I work remotely and recently have to connect (ssh) to a server that uses IP tables for security. This is when I discovered the my ISP (Bell) changes my IP very regularly. My current solution is to call IT and ask for my IP address to be updated but this has gotten pretty frustrating for the section charged with doing the work. There are now longer delays before the update simply because the work tempo for the section has been increasing and someone has to find the time.
Bell won’t grant me a static IP unless I’m a business. My searches show answers by people who are hosting websites for their business which isn’t my case at all. Is there a way I can get a static IP without my current ISP?
The real solution would be a bastion box at your office which you can log into using their remote access methods. From there, you’d be able to use the office connection which is likely to be a static assign external IP.
Have you tried talking with your IT dept and asked for a better solution?
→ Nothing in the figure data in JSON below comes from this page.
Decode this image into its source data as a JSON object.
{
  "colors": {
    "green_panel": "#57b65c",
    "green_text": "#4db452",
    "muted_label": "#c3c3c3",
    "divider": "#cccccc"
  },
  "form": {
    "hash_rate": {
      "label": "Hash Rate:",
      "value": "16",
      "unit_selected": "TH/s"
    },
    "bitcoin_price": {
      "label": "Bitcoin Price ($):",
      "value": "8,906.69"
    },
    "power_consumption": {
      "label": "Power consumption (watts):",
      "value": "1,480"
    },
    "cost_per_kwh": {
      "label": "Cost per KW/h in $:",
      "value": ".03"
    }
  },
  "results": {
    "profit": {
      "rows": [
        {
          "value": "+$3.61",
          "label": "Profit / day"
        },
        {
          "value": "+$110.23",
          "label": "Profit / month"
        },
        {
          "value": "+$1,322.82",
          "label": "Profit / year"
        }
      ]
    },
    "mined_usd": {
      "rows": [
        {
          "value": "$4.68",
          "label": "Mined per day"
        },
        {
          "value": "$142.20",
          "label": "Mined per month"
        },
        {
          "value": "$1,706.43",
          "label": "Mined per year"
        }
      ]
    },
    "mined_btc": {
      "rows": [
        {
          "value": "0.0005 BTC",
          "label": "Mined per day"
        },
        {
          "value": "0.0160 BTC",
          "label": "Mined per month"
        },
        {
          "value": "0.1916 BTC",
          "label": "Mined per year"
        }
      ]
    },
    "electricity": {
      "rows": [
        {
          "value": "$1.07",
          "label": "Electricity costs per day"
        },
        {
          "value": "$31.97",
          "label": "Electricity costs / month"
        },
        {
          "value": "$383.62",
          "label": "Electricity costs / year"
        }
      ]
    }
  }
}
You seem to be stuck in an XY problem.
You could get a business internet account at home and pay extra for (1) business class support; and (2) static IP. Or your work can figure out a much better implementation to allow ingress into their server, such as a WireGuard VPN or other VPN protocol/implementation.
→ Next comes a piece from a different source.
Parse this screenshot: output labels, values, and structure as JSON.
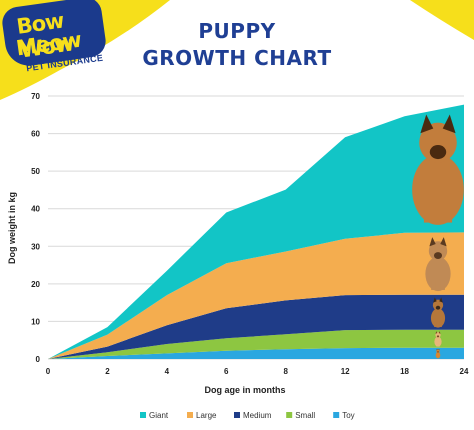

You got answers about this being dumb. That’s correct, but to give a real solution, and it’ll be a tech deep dive…
Rent a virtual server somewhere. Digital Ocean, Linode, etc. It’ll have a static IP. Install Wireguard on it and your home work PC. Voila, ‘you’ have a static IP. You’re basically just tunneling through a VPN, but it’s got a static IP at the exit node. It’s also only a few bucks a month ($5 I think).
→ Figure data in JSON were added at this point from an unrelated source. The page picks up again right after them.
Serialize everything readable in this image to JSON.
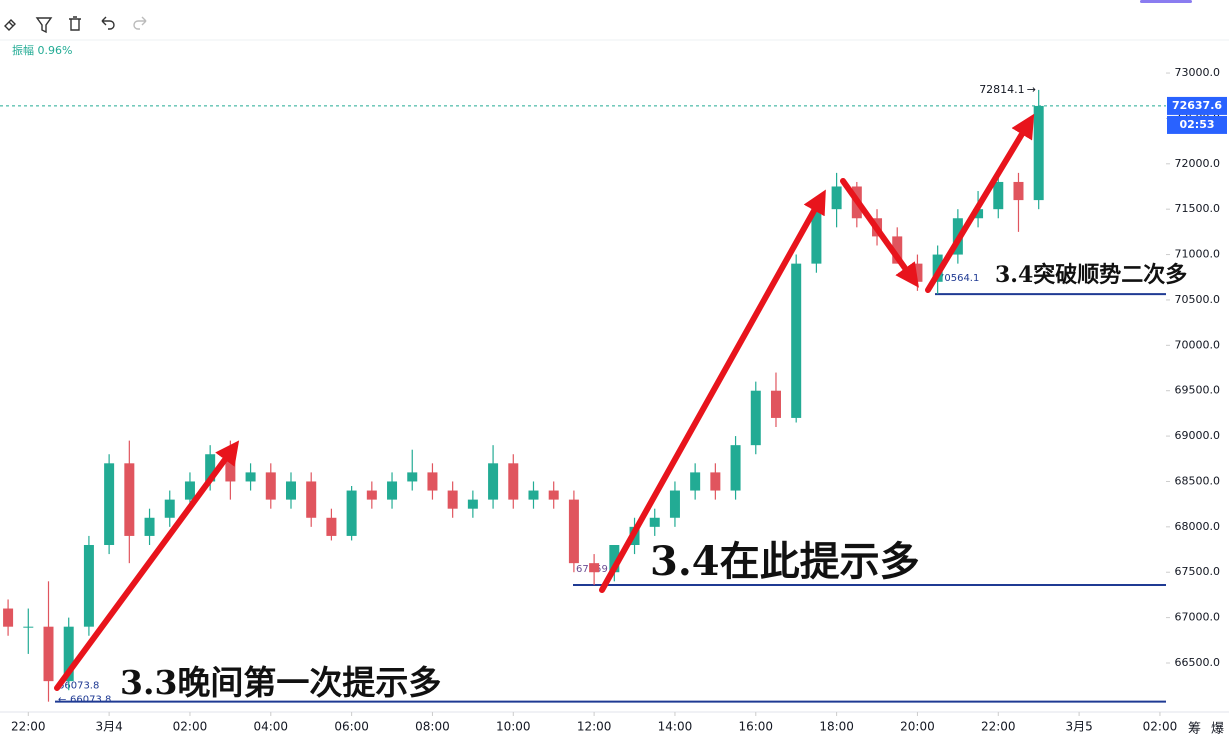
{
  "chart_data": {
    "type": "candlestick",
    "stats": "振幅 0.96%",
    "x": [
      "3月3 21:30",
      "3月3 22:00",
      "3月3 22:30",
      "3月3 23:00",
      "3月3 23:30",
      "3月4 00:00",
      "3月4 00:30",
      "3月4 01:00",
      "3月4 01:30",
      "3月4 02:00",
      "3月4 02:30",
      "3月4 03:00",
      "3月4 03:30",
      "3月4 04:00",
      "3月4 04:30",
      "3月4 05:00",
      "3月4 05:30",
      "3月4 06:00",
      "3月4 06:30",
      "3月4 07:00",
      "3月4 07:30",
      "3月4 08:00",
      "3月4 08:30",
      "3月4 09:00",
      "3月4 09:30",
      "3月4 10:00",
      "3月4 10:30",
      "3月4 11:00",
      "3月4 11:30",
      "3月4 12:00",
      "3月4 12:30",
      "3月4 13:00",
      "3月4 13:30",
      "3月4 14:00",
      "3月4 14:30",
      "3月4 15:00",
      "3月4 15:30",
      "3月4 16:00",
      "3月4 16:30",
      "3月4 17:00",
      "3月4 17:30",
      "3月4 18:00",
      "3月4 18:30",
      "3月4 19:00",
      "3月4 19:30",
      "3月4 20:00",
      "3月4 20:30",
      "3月4 21:00",
      "3月4 21:30",
      "3月4 22:00",
      "3月4 22:30",
      "3月4 23:00"
    ],
    "open": [
      67100,
      66900,
      66900,
      66300,
      66900,
      67800,
      68700,
      67900,
      68100,
      68300,
      68500,
      68800,
      68500,
      68600,
      68300,
      68500,
      68100,
      67900,
      68400,
      68300,
      68500,
      68600,
      68400,
      68200,
      68300,
      68700,
      68300,
      68400,
      68300,
      67600,
      67500,
      67800,
      68000,
      68100,
      68400,
      68600,
      68400,
      68900,
      69500,
      69200,
      70900,
      71500,
      71750,
      71400,
      71200,
      70900,
      70700,
      71000,
      71400,
      71500,
      71800,
      71600
    ],
    "high": [
      67200,
      67100,
      67400,
      67000,
      67900,
      68800,
      68950,
      68200,
      68400,
      68600,
      68900,
      68950,
      68700,
      68700,
      68600,
      68600,
      68200,
      68450,
      68500,
      68600,
      68850,
      68700,
      68500,
      68400,
      68900,
      68800,
      68500,
      68500,
      68400,
      67700,
      67800,
      68100,
      68200,
      68500,
      68700,
      68700,
      69000,
      69600,
      69700,
      71000,
      71600,
      71900,
      71800,
      71500,
      71300,
      71000,
      71100,
      71500,
      71700,
      71900,
      71900,
      72814.1
    ],
    "low": [
      66800,
      66600,
      66073.8,
      66200,
      66800,
      67700,
      67600,
      67800,
      68000,
      68200,
      68400,
      68300,
      68400,
      68200,
      68200,
      68000,
      67850,
      67850,
      68200,
      68200,
      68400,
      68300,
      68100,
      68100,
      68200,
      68200,
      68200,
      68200,
      67500,
      67359,
      67400,
      67700,
      67900,
      68000,
      68300,
      68300,
      68300,
      68800,
      69100,
      69150,
      70800,
      71300,
      71300,
      71100,
      70900,
      70600,
      70564.1,
      70900,
      71300,
      71400,
      71250,
      71500
    ],
    "close": [
      66900,
      66900,
      66300,
      66900,
      67800,
      68700,
      67900,
      68100,
      68300,
      68500,
      68800,
      68500,
      68600,
      68300,
      68500,
      68100,
      67900,
      68400,
      68300,
      68500,
      68600,
      68400,
      68200,
      68300,
      68700,
      68300,
      68400,
      68300,
      67600,
      67500,
      67800,
      68000,
      68100,
      68400,
      68600,
      68400,
      68900,
      69500,
      69200,
      70900,
      71500,
      71750,
      71400,
      71200,
      70900,
      70700,
      71000,
      71400,
      71500,
      71800,
      71600,
      72637.6
    ],
    "up_color": "#22ab94",
    "down_color": "#e0555e",
    "ylim": [
      65960,
      73364
    ],
    "yticks": [
      {
        "value": 66500,
        "label": "66500.0"
      },
      {
        "value": 67000,
        "label": "67000.0"
      },
      {
        "value": 67500,
        "label": "67500.0"
      },
      {
        "value": 68000,
        "label": "68000.0"
      },
      {
        "value": 68500,
        "label": "68500.0"
      },
      {
        "value": 69000,
        "label": "69000.0"
      },
      {
        "value": 69500,
        "label": "69500.0"
      },
      {
        "value": 70000,
        "label": "70000.0"
      },
      {
        "value": 70500,
        "label": "70500.0"
      },
      {
        "value": 71000,
        "label": "71000.0"
      },
      {
        "value": 71500,
        "label": "71500.0"
      },
      {
        "value": 72000,
        "label": "72000.0"
      },
      {
        "value": 72500,
        "label": "72500.0"
      },
      {
        "value": 73000,
        "label": "73000.0"
      }
    ],
    "xlim": [
      "3月3 21:18",
      "3月5 02:09"
    ],
    "xticks": [
      {
        "value": "3月3 22:00",
        "label": "22:00"
      },
      {
        "value": "3月4 00:00",
        "label": "3月4"
      },
      {
        "value": "3月4 02:00",
        "label": "02:00"
      },
      {
        "value": "3月4 04:00",
        "label": "04:00"
      },
      {
        "value": "3月4 06:00",
        "label": "06:00"
      },
      {
        "value": "3月4 08:00",
        "label": "08:00"
      },
      {
        "value": "3月4 10:00",
        "label": "10:00"
      },
      {
        "value": "3月4 12:00",
        "label": "12:00"
      },
      {
        "value": "3月4 14:00",
        "label": "14:00"
      },
      {
        "value": "3月4 16:00",
        "label": "16:00"
      },
      {
        "value": "3月4 18:00",
        "label": "18:00"
      },
      {
        "value": "3月4 20:00",
        "label": "20:00"
      },
      {
        "value": "3月4 22:00",
        "label": "22:00"
      },
      {
        "value": "3月5 00:00",
        "label": "3月5"
      },
      {
        "value": "3月5 02:00",
        "label": "02:00"
      }
    ],
    "last_price": 72637.6,
    "countdown": "02:53",
    "high_mark": 72814.1,
    "levels": [
      66073.8,
      67359,
      70564.1
    ],
    "annotations": [
      "3.3晚间第一次提示多",
      "3.4在此提示多",
      "3.4突破顺势二次多"
    ],
    "corner_icons": [
      "筹",
      "爆"
    ]
  }
}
Again, this is dumb, but it’s the technical solution to a dumb problem.
What I did to get around my carrier grade nat and constantly changing IPs for my domain because I use multiple isps is I rent a VPS with a static IP, setup openvpn, on my home router created an ipsec tunnel between it and my vps and routed specific traffic down that tunnel so I have a static IP.
To make your setup easier because I know not all routers can do what I did is you can still install openvpn and VPN into the vps from your laptop and then ssh from there. It would give you a static IP independent from your home network.
The business is being unreasonable. They should not be relying solely on IP white-listing. You could setup a virtual private server on AWS or something and tunnel your traffic through that so that the IP never changes.
Tell your IT department to learn how to institute and use software solutions. VPNs Domains, Octa . Lots of solutions out there that dont require tracking IPs. What do the do if someone is traveling ?
You could also call IT and ask them to set up port-knocking on the server you ssh to…
iptables could be configured to dynamically add your new ip address after receving connection attempts on a pre-defined set of ports in a pre-defined order
What your IT team needs to do is either offer a VPN connection to their corporate network, or offer a router with a SD-WAN connection back to their network.